Lucy McCormick: Triple Threat

Lucy McCormick
Soho Theatre Downstairs

Lucy McCormick
Lucy McCormick
Lucy McCormick

Since the Middle Ages or before, Easter has always been a time to present dramatic versions of events in the New Testament.

This completely uncharacterisable 70-minute performance by Lucy McCormick and her friends Ted and Sam, under the direction of Ursula Martinez, follows in that long tradition.

Having said that, it does subvert the original story to the extent that if ever its star were to welcome a visit from the Pope or the Archbishop of Canterbury (although that seems unlikely), the pair would almost certainly accuse her of blasphemy even if they had walked out long before the mayonnaise and chocolate spread started to flow.

In any event, The Gospel According to Lucy or, perhaps more accurately Lucy’s Passion is a truly remarkable piece of theatre, though it will offend and is unlikely to appeal to all.

However, viewers will know within the first minute whether it is for them or not. By that stage, they will have discovered that Lucy McCormick is planning to play a series of Marys as well as the central figure during her brief re-telling of his story from Immaculate Conception to Resurrection.

They will also have watched her dumb efforts to determine that the purple “microphone” with which she is trying to communicate across the fourth wall in Soho’s Cabaret Bar Downstairs is actually a sex toy.

From that point onwards, Miss McCormick and her under-dressed, camp supporters flit around the holy story, depicting the events in a fashion that can best be described as explicitly erotic cabaret.

The title gets it right, since the diminutive lady with a northern accent can clearly act capably, she is sometimes funny although with an unfortunate habit of labouring what started out as a good moment, while her singing is more than serviceable and dance moves of the highest quality.

However, any headline about this show would have to concentrate on the sex. At various points, a series of acts is simulated with the kind of reality rarely, if ever, seen on stage outside a sex club.

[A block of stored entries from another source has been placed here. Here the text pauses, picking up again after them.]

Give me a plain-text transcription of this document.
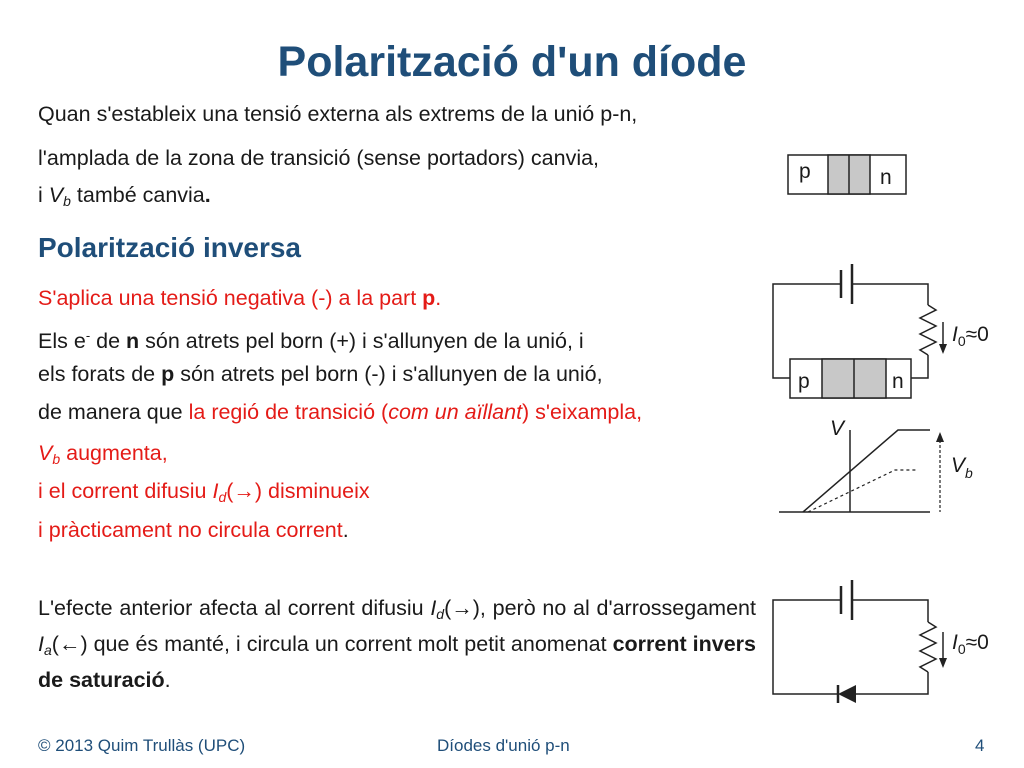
Polarització d'un díode
Quan s'estableix una tensió externa als extrems de la unió p-n,
l'amplada de la zona de transició (sense portadors) canvia,
i $V_b$ també canvia.
Polarització inversa
S'aplica una tensió negativa (-) a la part p.
Els e- de n són atrets pel born (+) i s'allunyen de la unió, i
els forats de p són atrets pel born (-) i s'allunyen de la unió,
de manera que la regió de transició (com un aïllant) s'eixampla,
$V_b$ augmenta,
i el corrent difusiu $I_d(\to)$ disminueix
i pràcticament no circula corrent.
L'efecte anterior afecta al corrent difusiu $I_d(\to)$, però no al d'arrossegament $I_a(\leftarrow)$ que és manté, i circula un corrent molt petit anomenat corrent invers de saturació.
p	n
I0≈0
p	n
V
Vb
I0≈0
© 2013 Quim Trullàs (UPC)	Díodes d'unió p-n	4
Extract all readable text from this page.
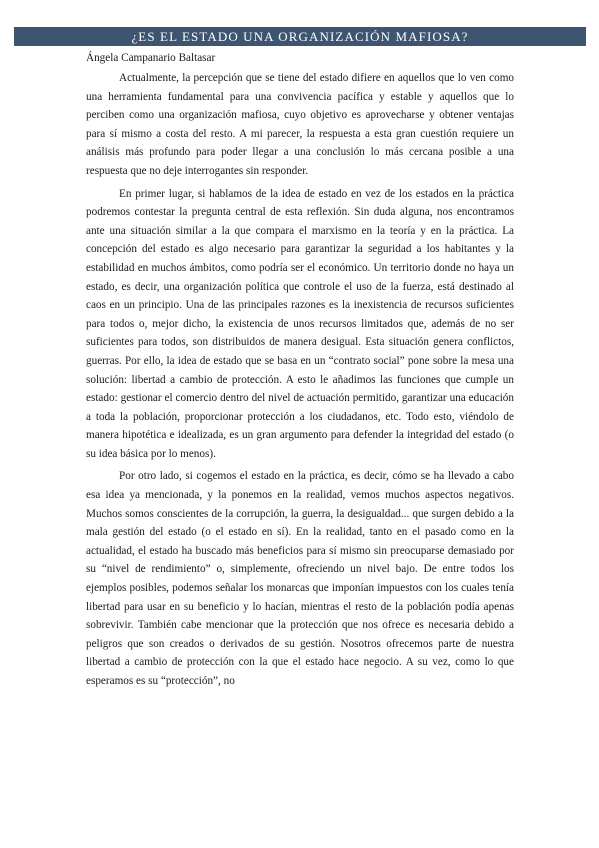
¿ES EL ESTADO UNA ORGANIZACIÓN MAFIOSA?
Ángela Campanario Baltasar

Actualmente, la percepción que se tiene del estado difiere en aquellos que lo ven como una herramienta fundamental para una convivencia pacífica y estable y aquellos que lo perciben como una organización mafiosa, cuyo objetivo es aprovecharse y obtener ventajas para sí mismo a costa del resto. A mi parecer, la respuesta a esta gran cuestión requiere un análisis más profundo para poder llegar a una conclusión lo más cercana posible a una respuesta que no deje interrogantes sin responder.

En primer lugar, si hablamos de la idea de estado en vez de los estados en la práctica podremos contestar la pregunta central de esta reflexión. Sin duda alguna, nos encontramos ante una situación similar a la que compara el marxismo en la teoría y en la práctica. La concepción del estado es algo necesario para garantizar la seguridad a los habitantes y la estabilidad en muchos ámbitos, como podría ser el económico. Un territorio donde no haya un estado, es decir, una organización política que controle el uso de la fuerza, está destinado al caos en un principio. Una de las principales razones es la inexistencia de recursos suficientes para todos o, mejor dicho, la existencia de unos recursos limitados que, además de no ser suficientes para todos, son distribuidos de manera desigual. Esta situación genera conflictos, guerras. Por ello, la idea de estado que se basa en un “contrato social” pone sobre la mesa una solución: libertad a cambio de protección. A esto le añadimos las funciones que cumple un estado: gestionar el comercio dentro del nivel de actuación permitido, garantizar una educación a toda la población, proporcionar protección a los ciudadanos, etc. Todo esto, viéndolo de manera hipotética e idealizada, es un gran argumento para defender la integridad del estado (o su idea básica por lo menos).

Por otro lado, si cogemos el estado en la práctica, es decir, cómo se ha llevado a cabo esa idea ya mencionada, y la ponemos en la realidad, vemos muchos aspectos negativos. Muchos somos conscientes de la corrupción, la guerra, la desigualdad... que surgen debido a la mala gestión del estado (o el estado en sí). En la realidad, tanto en el pasado como en la actualidad, el estado ha buscado más beneficios para sí mismo sin preocuparse demasiado por su “nivel de rendimiento” o, simplemente, ofreciendo un nivel bajo. De entre todos los ejemplos posibles, podemos señalar los monarcas que imponían impuestos con los cuales tenía libertad para usar en su beneficio y lo hacían, mientras el resto de la población podía apenas sobrevivir. También cabe mencionar que la protección que nos ofrece es necesaria debido a peligros que son creados o derivados de su gestión. Nosotros ofrecemos parte de nuestra libertad a cambio de protección con la que el estado hace negocio. A su vez, como lo que esperamos es su “protección”, no
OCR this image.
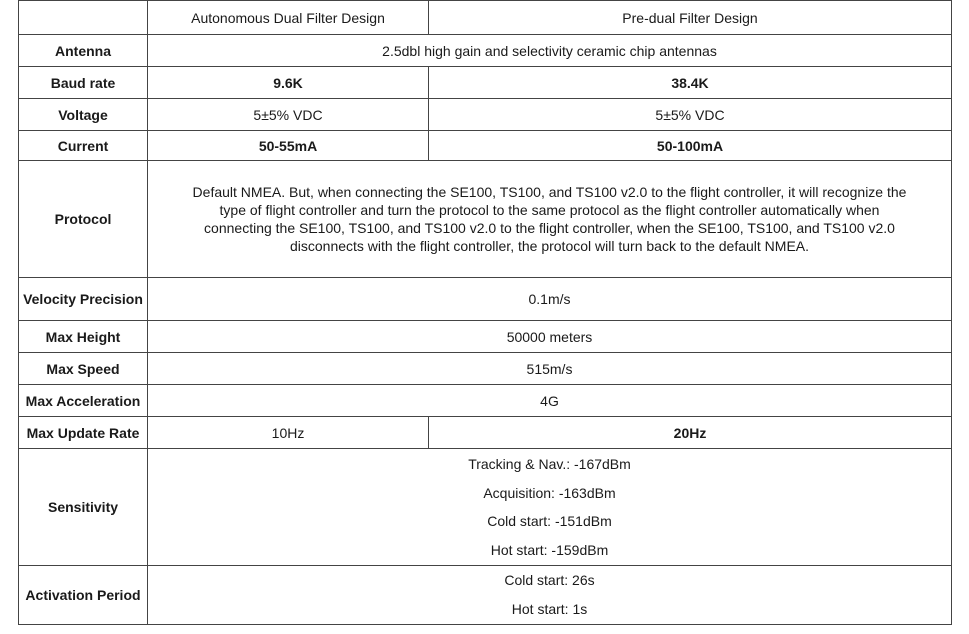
	Autonomous Dual Filter Design	Pre-dual Filter Design
Antenna	2.5dbl high gain and selectivity ceramic chip antennas	
Baud rate	9.6K	38.4K
Voltage	5±5% VDC	5±5% VDC
Current	50-55mA	50-100mA
Protocol	Default NMEA. But, when connecting the SE100, TS100, and TS100 v2.0 to the flight controller, it will recognize the
type of flight controller and turn the protocol to the same protocol as the flight controller automatically when
connecting the SE100, TS100, and TS100 v2.0 to the flight controller, when the SE100, TS100, and TS100 v2.0
disconnects with the flight controller, the protocol will turn back to the default NMEA.	

Velocity Precision	0.1m/s	
Max Height	50000 meters	
Max Speed	515m/s	
Max Acceleration	4G	
Max Update Rate	10Hz	20Hz
Sensitivity	Tracking & Nav.: -167dBm
Acquisition: -163dBm
Cold start: -151dBm
Hot start: -159dBm	

Activation Period	Cold start: 26s
Hot start: 1s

From the vibrating opening onwards, the raunch never leaves the show. It enhances the dances and leaves many voyeuristic audience members craning their necks to get a view of coupling on the floor in the centre of the aisle.

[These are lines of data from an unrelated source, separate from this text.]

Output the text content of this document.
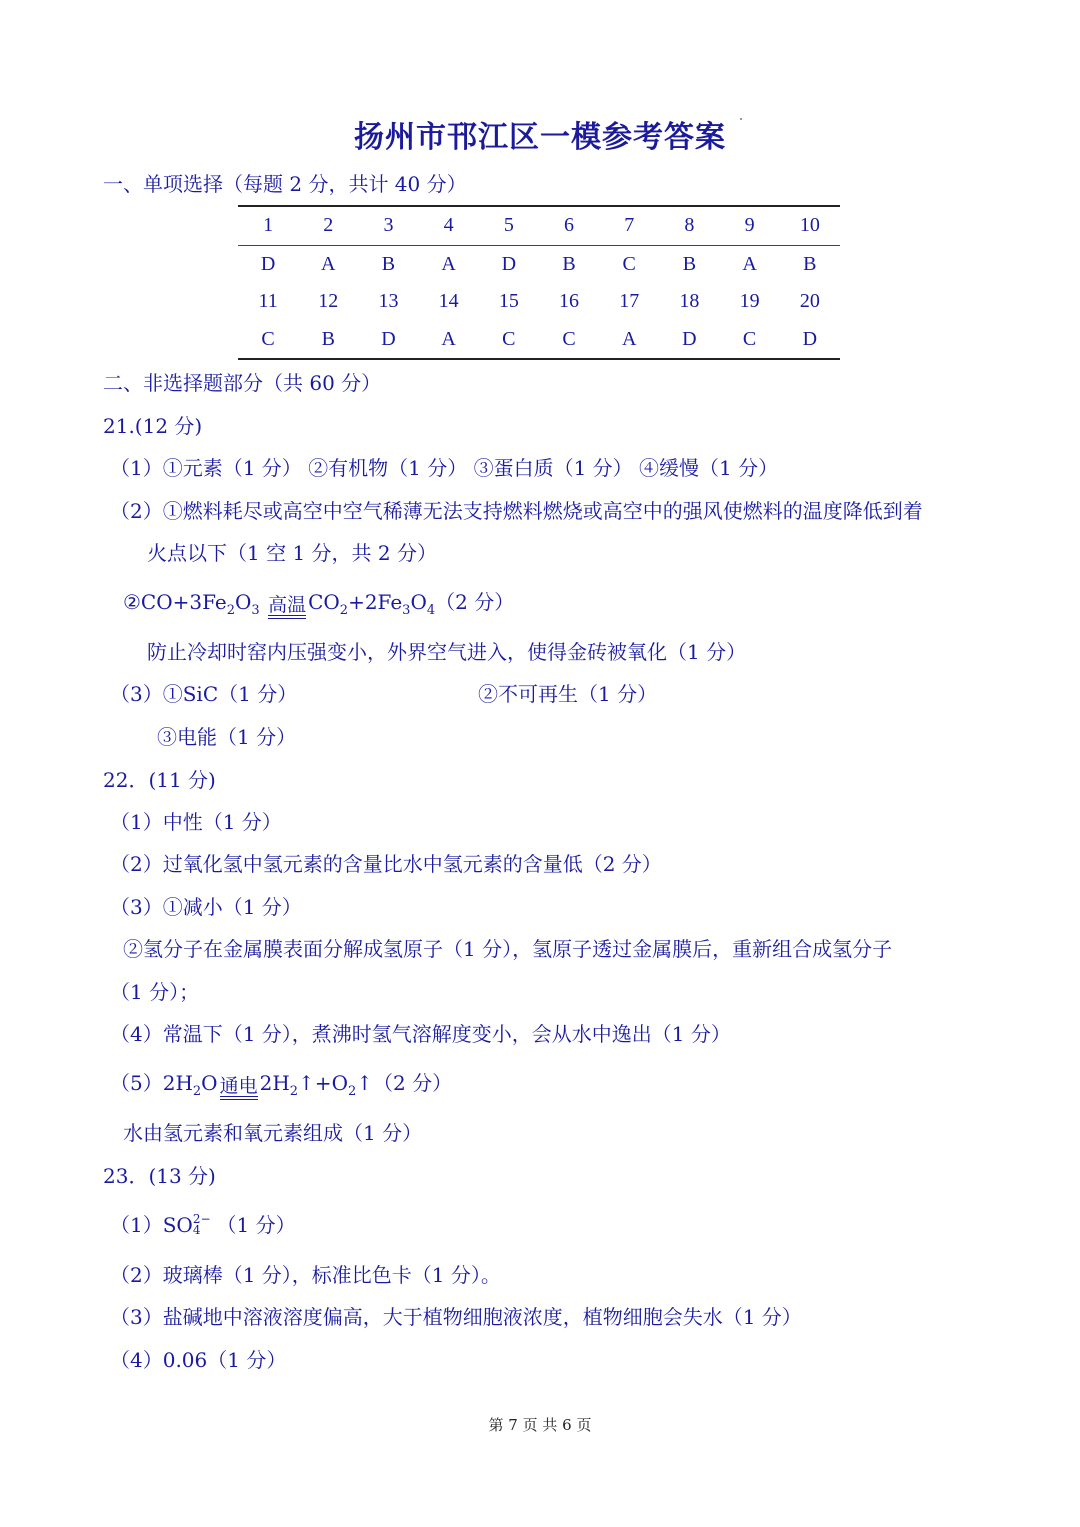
扬州市邗江区一模参考答案
一、单项选择（每题 2 分，共计 40 分）
1	2	3	4	5	6	7	8	9	10
D	A	B	A	D	B	C	B	A	B
11	12	13	14	15	16	17	18	19	20
C	B	D	A	C	C	A	D	C	D
二、非选择题部分（共 60 分）
21.(12 分)
（1）①元素（1 分） ②有机物（1 分） ③蛋白质（1 分） ④缓慢（1 分）
（2）①燃料耗尽或高空中空气稀薄无法支持燃料燃烧或高空中的强风使燃料的温度降低到着
火点以下（1 空 1 分，共 2 分）
$②CO+3Fe_2O_3$ 高温 $CO_2+2Fe_3O_4(2$ 分）
防止冷却时窑内压强变小，外界空气进入，使得金砖被氧化（1 分）
（3）①SiC（1 分）	②不可再生（1 分）
③电能（1 分）
22．(11 分)
（1）中性（1 分）
（2）过氧化氢中氢元素的含量比水中氢元素的含量低（2 分）
（3）①减小（1 分）
②氢分子在金属膜表面分解成氢原子（1 分），氢原子透过金属膜后，重新组合成氢分子
（1 分）；
（4）常温下（1 分），煮沸时氢气溶解度变小，会从水中逸出（1 分）
$(5)2H_2O$ 通电 $2H_2↑+O_2↑(2$ 分）
水由氢元素和氧元素组成（1 分）
23．(13 分)
（1）SO 2−
4 （1 分）
（2）玻璃棒（1 分），标准比色卡（1 分）。
（3）盐碱地中溶液溶度偏高，大于植物细胞液浓度，植物细胞会失水（1 分）
（4）0.06（1 分）
第 7 页 共 6 页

The peaks though are achieved first, when doubting Thomas is forced to verify the stigmata left by the nails of the cross, searching in some most extraordinary places to try and discover them, and when the Resurrection turns into a crowd surf long after the star has lost her far from fashionable Y-fronts.

While Lucy McCormick: Triple Threat is likely to be an acquired taste, it is genuinely novel, has proved popular in Edinburgh and London already and there is no doubt that the Soho audience on Maundy Thursday lapped up every minute of it.